- vc9493

# Introduction to Hypothesis Testing with the Binomial Distribution (Year 12)

Updated: Mar 14

Suppose you toss a coin, which you * believe to be fair*, 10 times.

Let p = proportion of heads obtained.

We say that the **Null Hypothesis** is p=0.5, the initial belief before conducting the experiment. The correct notation is H₀ : p=0.5

__Case 1__

Suppose the experiment produces 9 heads from the 10 tosses. We say that 9 is the **Test Statistic**. Could this be evidence that the coin is biased towards heads? i.e. p > 0.5?

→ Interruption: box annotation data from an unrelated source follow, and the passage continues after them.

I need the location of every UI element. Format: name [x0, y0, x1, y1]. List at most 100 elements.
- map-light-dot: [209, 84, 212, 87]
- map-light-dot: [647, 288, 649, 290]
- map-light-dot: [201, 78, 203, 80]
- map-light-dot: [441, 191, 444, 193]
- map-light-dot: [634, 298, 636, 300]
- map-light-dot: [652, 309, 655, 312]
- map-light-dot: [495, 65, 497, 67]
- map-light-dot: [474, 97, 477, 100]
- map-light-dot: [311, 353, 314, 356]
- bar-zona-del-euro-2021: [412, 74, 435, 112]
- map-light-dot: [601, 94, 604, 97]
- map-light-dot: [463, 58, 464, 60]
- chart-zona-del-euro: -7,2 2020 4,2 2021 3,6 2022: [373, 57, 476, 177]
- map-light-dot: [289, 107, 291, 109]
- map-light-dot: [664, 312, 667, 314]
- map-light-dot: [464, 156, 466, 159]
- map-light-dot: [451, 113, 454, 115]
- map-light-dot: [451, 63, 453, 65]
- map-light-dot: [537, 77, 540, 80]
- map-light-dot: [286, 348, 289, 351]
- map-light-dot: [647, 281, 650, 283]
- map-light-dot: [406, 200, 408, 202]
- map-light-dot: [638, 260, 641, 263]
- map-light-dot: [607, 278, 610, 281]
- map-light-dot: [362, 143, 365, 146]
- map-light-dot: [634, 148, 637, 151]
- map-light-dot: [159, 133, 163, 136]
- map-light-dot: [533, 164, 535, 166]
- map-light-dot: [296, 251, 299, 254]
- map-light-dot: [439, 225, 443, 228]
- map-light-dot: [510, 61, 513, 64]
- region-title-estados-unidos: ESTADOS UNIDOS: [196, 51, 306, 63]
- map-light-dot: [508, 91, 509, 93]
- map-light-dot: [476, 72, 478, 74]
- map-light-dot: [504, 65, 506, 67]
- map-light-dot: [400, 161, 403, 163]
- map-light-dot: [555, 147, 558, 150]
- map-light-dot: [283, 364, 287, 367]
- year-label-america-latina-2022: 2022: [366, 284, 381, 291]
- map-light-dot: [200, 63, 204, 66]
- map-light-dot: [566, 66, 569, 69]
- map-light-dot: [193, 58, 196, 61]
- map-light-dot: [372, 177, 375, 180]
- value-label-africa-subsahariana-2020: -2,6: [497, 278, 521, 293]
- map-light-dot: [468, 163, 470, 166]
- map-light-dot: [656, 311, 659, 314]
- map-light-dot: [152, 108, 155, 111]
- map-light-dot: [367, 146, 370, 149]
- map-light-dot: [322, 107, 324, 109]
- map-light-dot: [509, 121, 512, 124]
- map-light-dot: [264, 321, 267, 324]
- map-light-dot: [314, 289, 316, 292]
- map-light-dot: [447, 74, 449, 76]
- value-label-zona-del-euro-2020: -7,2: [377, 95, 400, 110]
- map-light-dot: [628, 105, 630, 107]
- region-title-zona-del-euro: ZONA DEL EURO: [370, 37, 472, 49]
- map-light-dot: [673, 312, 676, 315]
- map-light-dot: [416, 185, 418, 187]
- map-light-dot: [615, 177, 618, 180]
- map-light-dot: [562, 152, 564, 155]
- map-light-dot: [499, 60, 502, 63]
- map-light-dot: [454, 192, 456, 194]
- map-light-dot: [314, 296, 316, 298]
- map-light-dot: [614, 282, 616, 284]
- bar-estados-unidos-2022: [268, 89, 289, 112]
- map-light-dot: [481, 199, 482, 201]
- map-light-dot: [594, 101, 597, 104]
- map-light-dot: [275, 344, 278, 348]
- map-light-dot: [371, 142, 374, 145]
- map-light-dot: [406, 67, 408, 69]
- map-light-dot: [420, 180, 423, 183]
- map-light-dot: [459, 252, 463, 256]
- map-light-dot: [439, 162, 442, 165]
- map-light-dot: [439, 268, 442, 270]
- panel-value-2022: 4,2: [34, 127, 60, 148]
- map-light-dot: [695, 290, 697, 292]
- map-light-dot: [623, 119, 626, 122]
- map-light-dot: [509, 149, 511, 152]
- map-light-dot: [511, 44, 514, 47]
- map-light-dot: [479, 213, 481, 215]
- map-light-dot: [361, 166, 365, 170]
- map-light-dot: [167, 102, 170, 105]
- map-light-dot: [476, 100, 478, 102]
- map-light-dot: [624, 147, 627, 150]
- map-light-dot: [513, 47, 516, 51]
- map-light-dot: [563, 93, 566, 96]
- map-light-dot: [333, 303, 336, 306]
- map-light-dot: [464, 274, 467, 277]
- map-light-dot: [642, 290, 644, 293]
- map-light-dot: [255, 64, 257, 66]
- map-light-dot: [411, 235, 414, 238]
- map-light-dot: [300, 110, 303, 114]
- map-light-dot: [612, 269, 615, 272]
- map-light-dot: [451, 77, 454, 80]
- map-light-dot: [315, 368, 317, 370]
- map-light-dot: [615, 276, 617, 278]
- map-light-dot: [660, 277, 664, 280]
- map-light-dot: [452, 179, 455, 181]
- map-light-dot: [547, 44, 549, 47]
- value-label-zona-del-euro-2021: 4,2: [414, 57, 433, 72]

Or is this just a random fluctuation? i.e. The coin is actually fair, so p=0.5.

For this case our hypotheses are H₀ : p=0.5 and H₁ : p>0.5 where H₁ is called the **Alternative Hypothesis**.

__Case 2__

Suppose the experiment produces 3 heads from the 10 tosses, so the Test Statistic is 3.

Could this be evidence that the coin is biased against heads? i.e. p < 0.5?

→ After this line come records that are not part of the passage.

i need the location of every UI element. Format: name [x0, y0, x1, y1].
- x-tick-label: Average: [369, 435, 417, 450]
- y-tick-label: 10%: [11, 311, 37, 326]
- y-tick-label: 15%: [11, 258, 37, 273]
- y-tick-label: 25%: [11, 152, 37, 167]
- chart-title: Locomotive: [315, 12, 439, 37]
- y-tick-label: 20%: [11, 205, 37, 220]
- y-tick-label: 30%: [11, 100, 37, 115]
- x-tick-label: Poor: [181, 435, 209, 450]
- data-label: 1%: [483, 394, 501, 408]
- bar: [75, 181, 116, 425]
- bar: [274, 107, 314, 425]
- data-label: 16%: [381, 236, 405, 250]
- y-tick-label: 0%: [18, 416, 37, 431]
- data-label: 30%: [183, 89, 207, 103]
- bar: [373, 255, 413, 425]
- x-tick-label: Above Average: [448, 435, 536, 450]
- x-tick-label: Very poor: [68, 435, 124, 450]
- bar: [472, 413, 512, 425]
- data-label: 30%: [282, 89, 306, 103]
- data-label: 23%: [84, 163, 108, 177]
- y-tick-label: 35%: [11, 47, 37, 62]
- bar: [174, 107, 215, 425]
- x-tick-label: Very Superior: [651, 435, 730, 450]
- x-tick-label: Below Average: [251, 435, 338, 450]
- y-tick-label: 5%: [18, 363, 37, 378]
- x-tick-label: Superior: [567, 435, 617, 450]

Or is this just a random fluctuation?

For this case our hypotheses are H₀ : p=0.5 and H₁ : p<0.5

Both of these cases are known as **One-Tailed Tests**.

A **Two-Tailed Test** would have hypotheses of the form H₀ : p=0.5 and H₁ : p ≠ 0.5

##### Conducting the Hypothesis Test

__Case 1__

H₀ : p=0.5 and H₁ : p>0.5

Let X = number of heads from the 10 tosses. Assuming H₀ is true then **X~B(10, 0.5)**.

Now calculate the probability of obtaining the test statistic or any value more extreme; comparing this with a **significance level** of 5% will decide whether to reject H₀ or not.

i.e. P(X ≥ 9) = 1 - P(X ≤ 8) = 1 - 0.9892578125 = 0.0107421875 < 0.05

So this is a very unlikely event which is smaller than the significance level. We say that the **test is significant**, so we **reject H₀**. There is evidence that the coin is biased towards heads.

__Case 2__

H₀ : p=0.5 and H₁ : p<0.5

As before, let X = number of heads from the 10 tosses, so that under H₀ we have

X~B(10, 0.5).

Now calculate the probability of obtaining the test statistic or any value more extreme and compare this with a significance level of 5%.

i.e. P(X ≤ 3) = 0.171875 > 0.05

This is a small probability but still greater than the significance level. We say that the **test is not significant**, so we **do not reject H₀**. There is insufficient evidence that the coin is biased.